Barrie, tell us about your book, Interior Design Tips Every Realtor Should Know but Doesn’t. What was your inspiration for writing it?
As an interior designer, I have always been either preparing a home, building one for occupancy, or making a home look its best in order for it to sell. What I designed wasn’t a foreign concept to me, as realtors are a designer’s best friend. They know in advance who is moving in and who is moving out.
A property that looks its best will always sell for top dollar, and I wanted to highlight what can be done to help realtors and homeowners present their homes in the best possible way.
When I first became a realtor walking through these incredible Malibu and Beverly Hills homes, I was struck by how little many realtors knew about the cost of design and what it costs to renovate.

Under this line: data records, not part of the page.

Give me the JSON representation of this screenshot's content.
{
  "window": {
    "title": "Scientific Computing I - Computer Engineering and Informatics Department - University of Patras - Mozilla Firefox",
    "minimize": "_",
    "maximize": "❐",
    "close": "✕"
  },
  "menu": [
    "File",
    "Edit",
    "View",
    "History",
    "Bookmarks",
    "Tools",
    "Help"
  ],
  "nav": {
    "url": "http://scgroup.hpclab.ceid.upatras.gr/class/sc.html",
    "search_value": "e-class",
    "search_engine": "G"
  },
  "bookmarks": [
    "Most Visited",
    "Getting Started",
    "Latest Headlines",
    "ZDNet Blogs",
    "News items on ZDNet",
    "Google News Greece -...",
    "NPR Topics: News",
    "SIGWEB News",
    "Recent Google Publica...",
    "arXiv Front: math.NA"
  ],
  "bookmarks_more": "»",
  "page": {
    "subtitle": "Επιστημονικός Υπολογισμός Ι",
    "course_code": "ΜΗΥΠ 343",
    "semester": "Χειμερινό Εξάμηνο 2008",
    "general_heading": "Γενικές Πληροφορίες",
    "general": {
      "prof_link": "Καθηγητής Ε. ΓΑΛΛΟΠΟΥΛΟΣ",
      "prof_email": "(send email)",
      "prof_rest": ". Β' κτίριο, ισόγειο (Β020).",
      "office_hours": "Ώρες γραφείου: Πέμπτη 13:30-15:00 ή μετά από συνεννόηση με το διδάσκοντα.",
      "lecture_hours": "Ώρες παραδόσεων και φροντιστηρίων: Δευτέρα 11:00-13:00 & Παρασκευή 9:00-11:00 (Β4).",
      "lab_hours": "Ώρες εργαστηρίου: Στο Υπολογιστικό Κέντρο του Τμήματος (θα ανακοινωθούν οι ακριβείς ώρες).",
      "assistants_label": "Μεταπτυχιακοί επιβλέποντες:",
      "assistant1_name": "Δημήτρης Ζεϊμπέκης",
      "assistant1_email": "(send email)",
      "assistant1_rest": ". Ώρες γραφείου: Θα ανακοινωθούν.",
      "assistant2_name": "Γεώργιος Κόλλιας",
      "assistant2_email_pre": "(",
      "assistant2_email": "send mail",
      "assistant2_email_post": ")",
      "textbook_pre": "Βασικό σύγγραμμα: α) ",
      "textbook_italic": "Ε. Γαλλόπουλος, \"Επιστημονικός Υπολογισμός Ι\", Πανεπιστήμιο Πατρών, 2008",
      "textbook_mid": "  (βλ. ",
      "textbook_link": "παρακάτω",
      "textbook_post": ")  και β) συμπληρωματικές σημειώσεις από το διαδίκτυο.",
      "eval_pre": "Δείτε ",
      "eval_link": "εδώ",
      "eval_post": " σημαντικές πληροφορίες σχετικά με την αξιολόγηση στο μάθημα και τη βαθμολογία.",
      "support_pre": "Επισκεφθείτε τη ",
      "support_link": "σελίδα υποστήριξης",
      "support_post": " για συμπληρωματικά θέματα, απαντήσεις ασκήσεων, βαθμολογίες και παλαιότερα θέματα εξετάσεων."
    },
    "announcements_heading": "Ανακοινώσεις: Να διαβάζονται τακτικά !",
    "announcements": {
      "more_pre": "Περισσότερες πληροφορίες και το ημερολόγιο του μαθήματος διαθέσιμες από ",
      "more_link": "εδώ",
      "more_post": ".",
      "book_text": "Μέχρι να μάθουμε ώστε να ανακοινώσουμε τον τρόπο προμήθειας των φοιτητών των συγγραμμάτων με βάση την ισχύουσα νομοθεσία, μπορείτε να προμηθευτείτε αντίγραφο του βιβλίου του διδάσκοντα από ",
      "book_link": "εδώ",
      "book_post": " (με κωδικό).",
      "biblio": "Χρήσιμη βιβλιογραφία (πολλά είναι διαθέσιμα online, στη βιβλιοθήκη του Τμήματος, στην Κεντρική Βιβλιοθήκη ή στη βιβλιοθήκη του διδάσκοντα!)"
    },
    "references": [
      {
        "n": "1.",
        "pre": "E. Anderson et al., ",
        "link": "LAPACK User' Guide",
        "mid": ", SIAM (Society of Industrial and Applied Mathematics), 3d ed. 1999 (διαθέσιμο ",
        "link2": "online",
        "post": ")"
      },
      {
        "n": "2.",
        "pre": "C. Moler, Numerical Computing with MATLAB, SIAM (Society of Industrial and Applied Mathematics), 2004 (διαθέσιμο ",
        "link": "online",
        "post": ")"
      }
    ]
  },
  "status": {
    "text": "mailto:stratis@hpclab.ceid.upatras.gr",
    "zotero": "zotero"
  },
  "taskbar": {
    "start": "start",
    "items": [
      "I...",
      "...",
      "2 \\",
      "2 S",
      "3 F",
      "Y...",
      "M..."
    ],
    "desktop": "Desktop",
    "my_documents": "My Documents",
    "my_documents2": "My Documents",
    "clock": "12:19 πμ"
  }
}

Things have shifted dramatically since 2010 as the popularity of home remodeling shows has peaked. I have a list of items that need to be done to make a house look its best. These include ensuring all electric switches and plugs match, never painting hinges, and ensuring every light fixture is in clean and good working order. I sat down to put pen to paper, and I wrote 24,000 words in three weeks.
Can fans of your work expect another book in the future or any other projects?

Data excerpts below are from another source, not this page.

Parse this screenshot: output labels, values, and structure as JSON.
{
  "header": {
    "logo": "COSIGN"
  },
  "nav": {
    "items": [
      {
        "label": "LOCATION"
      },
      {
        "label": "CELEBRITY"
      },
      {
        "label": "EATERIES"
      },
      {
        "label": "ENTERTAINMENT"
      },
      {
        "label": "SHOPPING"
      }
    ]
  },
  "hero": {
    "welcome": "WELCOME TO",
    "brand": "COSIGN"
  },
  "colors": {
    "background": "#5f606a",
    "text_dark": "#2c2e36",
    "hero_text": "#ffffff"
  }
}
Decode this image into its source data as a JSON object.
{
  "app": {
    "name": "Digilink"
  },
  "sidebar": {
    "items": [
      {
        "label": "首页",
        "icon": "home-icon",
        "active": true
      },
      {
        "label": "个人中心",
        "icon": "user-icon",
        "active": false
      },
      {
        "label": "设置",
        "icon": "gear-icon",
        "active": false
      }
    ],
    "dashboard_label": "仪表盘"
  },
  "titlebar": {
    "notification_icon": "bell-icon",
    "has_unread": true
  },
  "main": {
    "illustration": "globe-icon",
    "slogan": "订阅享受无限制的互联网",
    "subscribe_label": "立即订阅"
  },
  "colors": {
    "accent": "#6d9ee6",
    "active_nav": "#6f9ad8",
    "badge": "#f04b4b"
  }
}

In the future, another book looms, but living between Hollywood and Los Cabos makes it hard to sit and write.
Tell us about your store, House of Barrie. It has some incredible pieces of future and other items.
House of Barrie is an artistic and design experience. I believe that one should use their best items every day. Each item has an artistic quality about it and has been selected to be treasured and loved wherever it goes in your home. We didn’t set out to create the ultimate gift shop because interior design has always been my focus, but the candles, vases, boxes, books and other items all make such wonderful gifts for oneself or a loved one.

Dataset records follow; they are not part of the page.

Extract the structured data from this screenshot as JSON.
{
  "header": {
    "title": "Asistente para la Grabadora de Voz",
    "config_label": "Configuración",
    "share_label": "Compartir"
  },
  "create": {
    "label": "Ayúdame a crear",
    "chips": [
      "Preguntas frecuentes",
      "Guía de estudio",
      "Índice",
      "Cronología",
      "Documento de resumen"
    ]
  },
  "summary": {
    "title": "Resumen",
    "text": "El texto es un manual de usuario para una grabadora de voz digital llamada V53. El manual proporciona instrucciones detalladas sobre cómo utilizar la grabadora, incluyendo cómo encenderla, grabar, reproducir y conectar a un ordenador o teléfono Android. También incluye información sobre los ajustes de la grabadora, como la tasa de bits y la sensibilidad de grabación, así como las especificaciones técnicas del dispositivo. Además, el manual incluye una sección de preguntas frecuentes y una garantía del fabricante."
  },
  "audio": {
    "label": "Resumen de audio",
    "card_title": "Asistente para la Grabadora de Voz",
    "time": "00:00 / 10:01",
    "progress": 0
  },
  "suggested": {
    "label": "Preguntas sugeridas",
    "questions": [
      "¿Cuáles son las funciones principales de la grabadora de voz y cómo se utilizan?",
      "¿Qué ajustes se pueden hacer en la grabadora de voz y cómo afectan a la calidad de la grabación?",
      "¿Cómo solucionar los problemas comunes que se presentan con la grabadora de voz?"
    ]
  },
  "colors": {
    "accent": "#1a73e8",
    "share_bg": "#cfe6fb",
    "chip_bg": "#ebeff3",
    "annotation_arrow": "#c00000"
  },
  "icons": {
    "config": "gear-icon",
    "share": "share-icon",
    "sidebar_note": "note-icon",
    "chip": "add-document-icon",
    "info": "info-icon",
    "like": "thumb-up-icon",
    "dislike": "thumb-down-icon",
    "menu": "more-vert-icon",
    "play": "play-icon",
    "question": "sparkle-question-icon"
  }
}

Barrie, if you could go back in time and give yourself advice before embarking on your career, what would it be?
Never think you cannot do something yourself. Also, at some point, we need to trust that others can assist. Sounds like a dichotomy for a control freak, as the design is absolutely pernickety, and we need it precisely a certain way, or it’s all over.
What is the secret to being an industry leader in the interior design business?
It’s no secret that listening to your own ideas and beating your own drum is what will attract people to you as a designer. Having the guts to push forward and never ever to give up. I also believe in always striving for perfection.
Barrie, how is a day in your life?
I love my days in Los Cabos the best. The store is positioned in the midst of the resort Palmilla, with The One and Only Hotel at our door. I’m typically up early, with coffee, and have my emails done at 9 am. Then, I stop by a project before entering the store around 11. I work with such an amazing staff. We meet incredible people, as we never know who will walk in the door.
What is something most people don’t know about you?
I think I wear my heart on my sleeve to most and probably to my disadvantage. I like to believe that all people are good and strongly avoid takers. I like to believe that all people are good and strongly avoid takers. Oh, and I hate cilantro. Try living in Mexico with that affliction as its in everything lol.
Choose two of your favorite quotes and write them here.
“Less is more” Mies Van de Rohe. It’s at the heart of all my designs.
“What is the difference between a child’s painting and one who chooses to paint like a child? “ Dame Joanna Lumley “Patsy” Ab fab 1992
If you had the power to change just one thing in the world, what would it be?
For mankind to be less selfish and more selfless. But until then, I’ll start off by teaching myself to have more patience. A job that my dear husband Alex has plenty of with me.